Underfitting means the model is too simple to capture the data patterns.

Examples
A very deep decision tree can memorize training data, causing overfitting.
ML Python
# Overfitting example
from sklearn.tree import DecisionTreeClassifier
model = DecisionTreeClassifier(max_depth=None)  # very deep tree
model.fit(X_train, y_train)
train_score = model.score(X_train, y_train)
test_score = model.score(X_test, y_test)
A very shallow decision tree may be too simple, causing underfitting.
ML Python
# Underfitting example
from sklearn.tree import DecisionTreeClassifier
model = DecisionTreeClassifier(max_depth=1)  # very shallow tree
model.fit(X_train, y_train)
train_score = model.score(X_train, y_train)
test_score = model.score(X_test, y_test)
Sample Program

This code trains two decision tree models on the iris dataset. One is very deep (likely overfitting), the other is very shallow (likely underfitting). It prints their accuracy on training and test data to show the difference.

ML Python
from sklearn.datasets import load_iris
from sklearn.model_selection import train_test_split
from sklearn.tree import DecisionTreeClassifier

# Load data
iris = load_iris()
X, y = iris.data, iris.target

# Split data
X_train, X_test, y_train, y_test = train_test_split(X, y, test_size=0.3, random_state=42)
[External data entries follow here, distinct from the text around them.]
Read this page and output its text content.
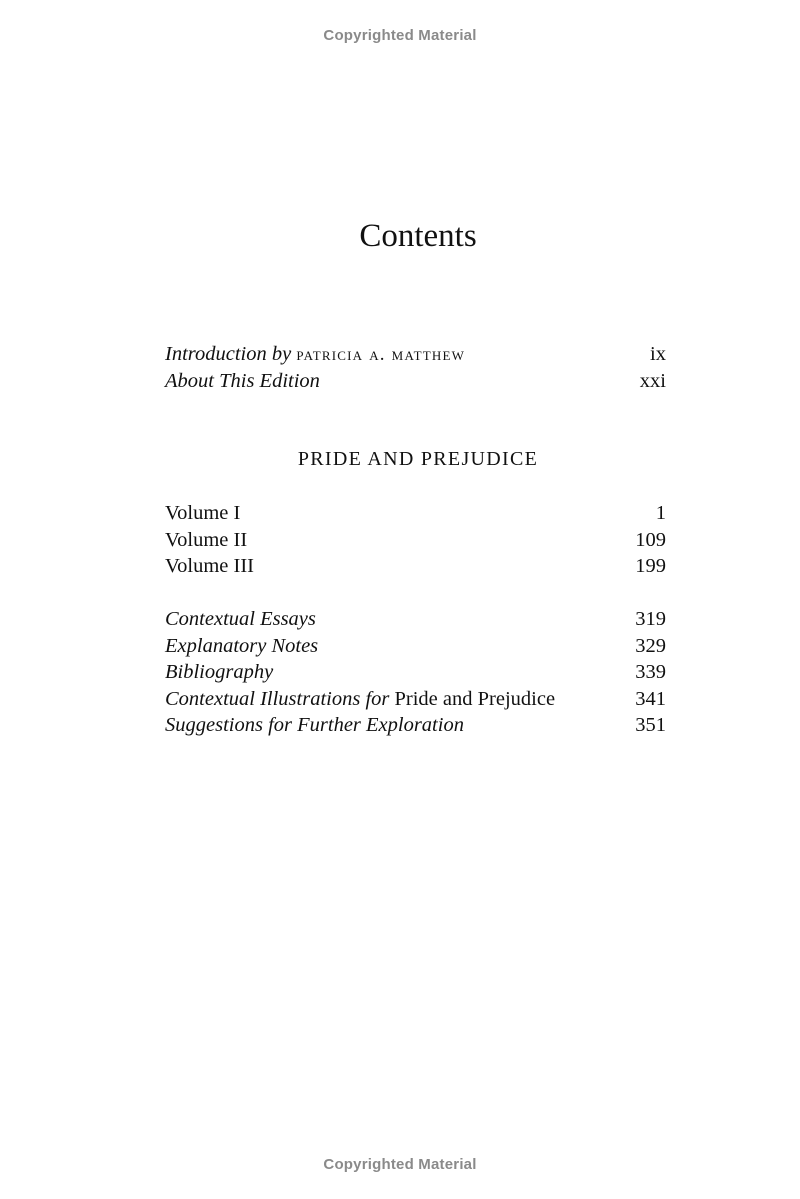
Copyrighted Material
Contents
Introduction by patricia a. matthew	ix
About This Edition	xxi
PRIDE AND PREJUDICE
Volume I	1
Volume II	109
Volume III	199
Contextual Essays	319
Explanatory Notes	329
Bibliography	339
Contextual Illustrations for Pride and Prejudice	341
Suggestions for Further Exploration	351
Copyrighted Material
# Overfitting model: very deep tree
model_overfit = DecisionTreeClassifier(max_depth=None, random_state=42)
model_overfit.fit(X_train, y_train)
train_score_overfit = model_overfit.score(X_train, y_train)
test_score_overfit = model_overfit.score(X_test, y_test)

# Underfitting model: very shallow tree
model_underfit = DecisionTreeClassifier(max_depth=1, random_state=42)
model_underfit.fit(X_train, y_train)
train_score_underfit = model_underfit.score(X_train, y_train)
test_score_underfit = model_underfit.score(X_test, y_test)

print(f"Overfitting model - Train accuracy: {train_score_overfit:.2f}")
print(f"Overfitting model - Test accuracy: {test_score_overfit:.2f}")
print(f"Underfitting model - Train accuracy: {train_score_underfit:.2f}")
print(f"Underfitting model - Test accuracy: {test_score_underfit:.2f}")
OutputSuccess
Important Notes

Overfitting usually shows very high training accuracy but lower test accuracy.

Underfitting shows low accuracy on both training and test data.

Use techniques like cross-validation, pruning, or simpler models to avoid overfitting.

Summary

Overfitting means the model learns too much noise and details from training data.

Underfitting means the model is too simple and misses important patterns.

Good models balance learning enough to predict well on new data without memorizing training data.